William Thomas Hooper was born in St Breock, near Wadebridge, Cornwall, in the summer of 1890. One of three children his parents were gardener William Hooper and his wife, Sarah.
When he left school, William Jr found work as a warehouseman and salesman, up in London, but when war broke out, he stepped up to play his part. He enlisted in December 1915, joining the Rifle Brigade, but was not formally mobilised for another couple of months.
Little detail of Rifleman Hooper’s military service survives, but records confirm that he was 5ft 6ins (1.68m) tall, and weighed 124lbs (56.3kg). It also notes that his left testicle had not descended, but that his condition was not severe enough for William to be refused for military service.

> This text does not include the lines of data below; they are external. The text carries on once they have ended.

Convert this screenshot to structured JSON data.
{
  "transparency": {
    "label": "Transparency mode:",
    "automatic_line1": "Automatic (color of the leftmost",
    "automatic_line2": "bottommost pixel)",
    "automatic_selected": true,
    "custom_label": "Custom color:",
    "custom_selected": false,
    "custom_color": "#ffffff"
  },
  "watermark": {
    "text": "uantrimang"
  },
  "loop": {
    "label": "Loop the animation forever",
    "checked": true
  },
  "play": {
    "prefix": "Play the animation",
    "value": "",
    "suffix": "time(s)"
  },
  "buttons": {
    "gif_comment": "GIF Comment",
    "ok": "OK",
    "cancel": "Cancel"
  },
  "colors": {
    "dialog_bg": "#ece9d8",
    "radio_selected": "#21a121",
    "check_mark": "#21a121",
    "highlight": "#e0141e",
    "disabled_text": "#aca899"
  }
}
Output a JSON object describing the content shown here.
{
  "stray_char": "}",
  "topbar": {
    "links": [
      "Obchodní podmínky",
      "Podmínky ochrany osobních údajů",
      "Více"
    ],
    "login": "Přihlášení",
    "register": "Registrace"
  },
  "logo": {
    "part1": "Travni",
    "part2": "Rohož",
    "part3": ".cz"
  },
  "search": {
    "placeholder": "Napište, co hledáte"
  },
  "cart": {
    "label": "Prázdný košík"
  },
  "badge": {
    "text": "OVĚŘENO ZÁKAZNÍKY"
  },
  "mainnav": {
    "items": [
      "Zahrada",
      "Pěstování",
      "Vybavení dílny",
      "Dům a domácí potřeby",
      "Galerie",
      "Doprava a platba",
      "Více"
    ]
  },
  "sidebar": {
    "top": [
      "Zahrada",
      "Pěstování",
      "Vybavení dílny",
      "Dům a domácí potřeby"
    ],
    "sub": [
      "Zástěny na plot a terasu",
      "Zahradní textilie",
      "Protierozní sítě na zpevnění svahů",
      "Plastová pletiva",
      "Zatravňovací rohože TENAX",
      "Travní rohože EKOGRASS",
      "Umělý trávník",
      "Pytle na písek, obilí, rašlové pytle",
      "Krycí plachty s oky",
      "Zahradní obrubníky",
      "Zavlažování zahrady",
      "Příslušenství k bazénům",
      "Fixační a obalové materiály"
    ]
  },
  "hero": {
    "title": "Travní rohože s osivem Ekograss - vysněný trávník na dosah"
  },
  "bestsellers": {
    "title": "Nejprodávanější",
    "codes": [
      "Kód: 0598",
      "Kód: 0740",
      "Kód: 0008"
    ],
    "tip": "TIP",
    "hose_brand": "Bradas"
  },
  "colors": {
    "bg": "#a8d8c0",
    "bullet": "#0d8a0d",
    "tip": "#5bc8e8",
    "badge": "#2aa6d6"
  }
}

Rifleman Hooper’s was initially assigned to the 5th Battalion, based on the Isle of Sheppey, Kent, as part of the Thames & Medway Garrison. By the spring of 1916, however, he had been transferred to the 1st Battalion, and sent to France. He was involved in the Battle of Albert, and returned to the UK in August 1916 .
William appears to have been transferred back to the 5th Battalion and, in the spring of 1917, was hospitalised for three month, suffering from trench foot and rheumatism. By September that year, however, he was back with his unit.
Rifleman Hooper’s service documents become a little confused at this point. One record suggests that he was discharged from the army on 2nd January 1918 as being no longer medically fit for duty, while a second entry confirms that he passed away while on leave pending discharge.
Either way, William was back at home in St Breock when, on 21st June 1918, he passed away from a combination of pericarditis and pericardial effusion. He was just 27 years of age.
William Thomas Hooper was laid to rest in the wooded graveyard of St Breoke’s Church, in his home village.
An entry in the local newspaper confirmed that “Mr and Mrs Hooper and family… and Miss Ive Jones, London” [Cornish Guardian: Friday 18th June 1918] offered their thanks for the sympathy they had been shown in the bereavement. This suggests that, when he passed, William had been courting, his loss felt further.